Australian dancer and choreographer

Kate Denborough is a choreographer, artistic director, CEO and co-founder of Kage Physical Theatre. She has directed, devised and/or performed in most of KAGE's works as well as working with other companies such as Chunky Move, Australian Dance Theatre and Tasdance, through which she has been nominated for and won various awards such as Canberra Critics Circle Award for Dance. She is also a member of the Malthouse Artistic Counsel.

==Personal life==
Denborough was born in 1974 and received schooling at the Victorian College of the Arts in Melbourne in 1994 with a Bachelor of Dance. While at university in 1992 she met Gerard Van Dyck.

==KAGE==
In 1996, Kate and Gerard Van Dyck co-founded KAGE, naming it after her and Gerard (Kate, Gerard). To date, KAGE has created 20 works. As of its 17th, Denborough had taken part in all of them through devising, directing and/or performing.
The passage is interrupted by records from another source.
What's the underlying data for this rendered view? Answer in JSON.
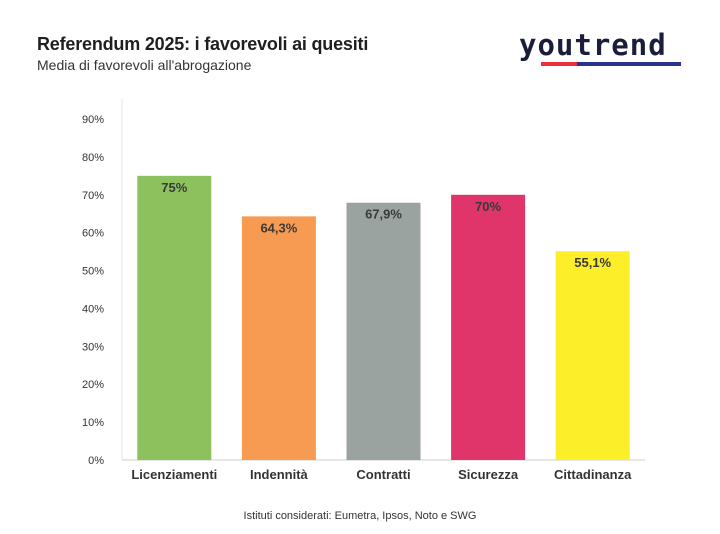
{
  "header": {
    "title": "Referendum 2025: i favorevoli ai quesiti",
    "subtitle": "Media di favorevoli all'abrogazione",
    "logo_text": "youtrend"
  },
  "footer": {
    "note": "Istituti considerati: Eumetra, Ipsos, Noto e SWG"
  },
  "chart_data": {
    "type": "bar",
    "title": "Referendum 2025: i favorevoli ai quesiti",
    "subtitle": "Media di favorevoli all'abrogazione",
    "categories": [
      "Licenziamenti",
      "Indennità",
      "Contratti",
      "Sicurezza",
      "Cittadinanza"
    ],
    "values": [
      75,
      64.3,
      67.9,
      70,
      55.1
    ],
    "value_labels": [
      "75%",
      "64,3%",
      "67,9%",
      "70%",
      "55,1%"
    ],
    "colors": [
      "#8dc15d",
      "#f79a52",
      "#9aa3a0",
      "#e0356a",
      "#fdee2a"
    ],
    "ylim": [
      0,
      90
    ],
    "yticks": [
      0,
      10,
      20,
      30,
      40,
      50,
      60,
      70,
      80,
      90
    ],
    "ytick_labels": [
      "0%",
      "10%",
      "20%",
      "30%",
      "40%",
      "50%",
      "60%",
      "70%",
      "80%",
      "90%"
    ],
    "xlabel": "",
    "ylabel": "",
    "grid": false,
    "legend": "none"
  }
}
Today she is the CEO and artistic director of KAGE.

==Awards==
Denborough's awards and nominations include:

- Canberra Critics Circle Award for Dance
- Green Room Award for Female Emerging Artist in Dance
- Joint winner of the Eva Czajor memorial Award, an award for female directors
- The Paris residency at the Cite Internationale des Arts in 2001
- Listed in the 2013 Westpac Group 100 Women of Influence Awards
- Nomination for Australian Dance Award for Outstanding Performance by a Female Dancer

==Shows==
- Kage (1997), shown at now-defunct Budinski's Theatre, Melbourne
- Contamination (1998), shown at the Next Wave Festival
- Asphyxiate (1998)
- No (Under)Standing Anytime (2000), shown at the Next Wave Festival
- This Side Up (2000)
- 2 Without Spine (2000)
- Collapsible Man (2001)
- Misfit (2001)
- Birthday (2002)
- Underground (2002)
- Nowhere Man (2003), shown at Melbourne International Arts Festival
- The day the world turned upside down (2004)
- Al Fresco (2006) shown at Melbourne Cultural Festival for the Commonwealth Games
- Headlock (2006), shown at the Malthouse
- Ink (2006)
- Possessed (2007), Denborough directed
- Appetite (2008), shown at the 2008 Melbourne International Festival of the Arts
- Pink Lines (2008), Denborough choreographed for Tasdance
- Look Right Through Me (2011)
- Sundowner (2011), Denborough directed in partnership with Alzheimer's Australia Vic,
- Wildlife (2013)
- Flesh & Bone (2013)
- Team of Life (2014)
- Forklift (2014)

Denborough has worked collaboratively outside of KAGE with Australian Dance Theatre, Tasdance, Weave, compaignie par.b.leax (Montreal), and Victorian College of the Arts.